Orange Lightning Summer
The air smelled like hairspray and rebellion — the standard Friday night scent when you're fifteen and trying too hard. Maya stood by the keg's giant plastic cup, nursing her orange soda like it was contraband.
"You're not actually drinking?" Tyler raised an eyebrow, spinning the story about how he'd totally almost died surfing last summer. The whole story was straight-up bull, and everyone knew it, but nobody called him out because Tyler had that swagger that made people believe anything.
"Designated driver," Maya lied. Truth was, she'd promised her mom she'd watch her little brother's dog, Barnaby, who was currently losing his mind somewhere in the backyard.

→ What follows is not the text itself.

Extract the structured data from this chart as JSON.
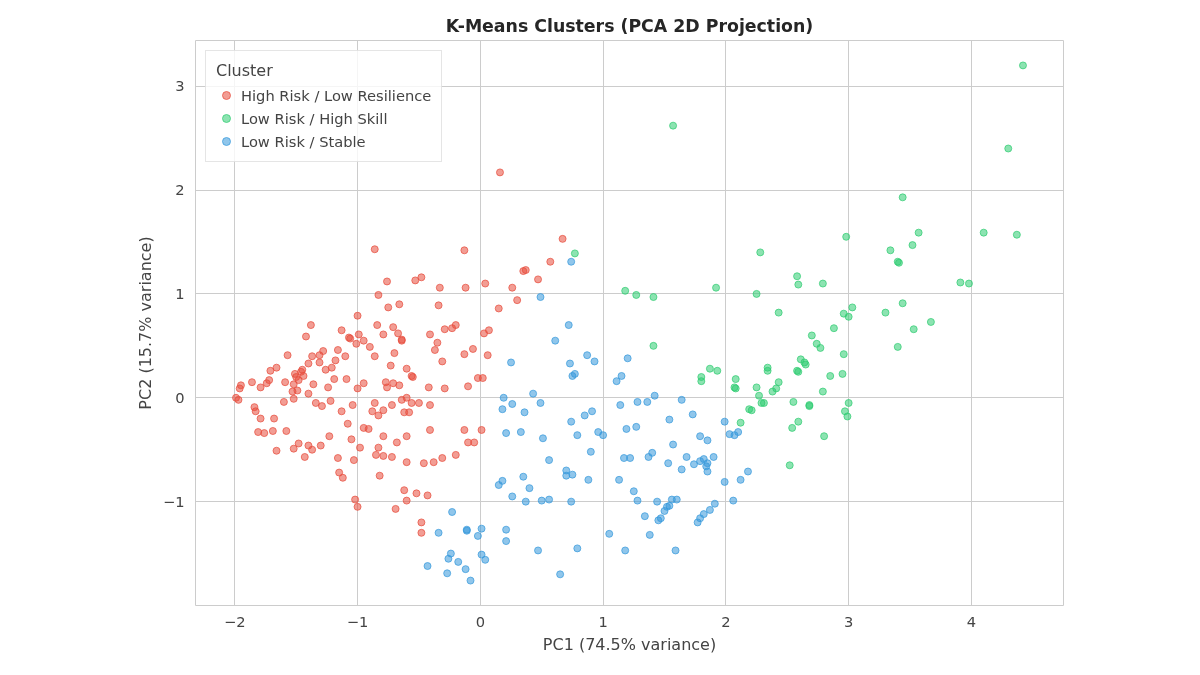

Outside, lightning split the sky — that jagged, electric purple kind that looks fake, like someone edited the atmosphere. The storm had been threatening all evening, heavy and waiting, just like the tension between Maya and the version of herself she was supposed to be.
Barnaby burst through the sliding door, muddy paws and frantic energy, trailing orange Cheeto dust across the pristine kitchen floor. Someone screamed. Tyler laughed. And just like that, the carefully curated cool-kid vibe shattered.
Maya did the math: three seconds of chaos, infinite social suicide. But then she saw it — the way people's eyes lit up with actual laughter instead of performative giggles. The fake story about surfing died mid-sentence. The bull session dissolved into something real.
She grabbed Barnaby's collar, orange stains on her white dress, and everyone was looking at her but it wasn't the hungry, judging stare she'd prepared for. It was different.
"Your dog is absolutely legendary," Tyler said, and for once, he wasn't performing.
The lightning flashed again, illuminating everything: the Cheeto disaster, the abandoned cups of suspicious jungle juice, the way her heart had stopped racing and settled into something steady and sure.
Some nights change you. Some nights, you learn that the coolest version of yourself is the one covered in dog hair and orange dust, laughing at the mess instead of trying to be perfect.
Maya finally took a sip of her flat orange soda. It tasted like freedom, like the beginning of everything.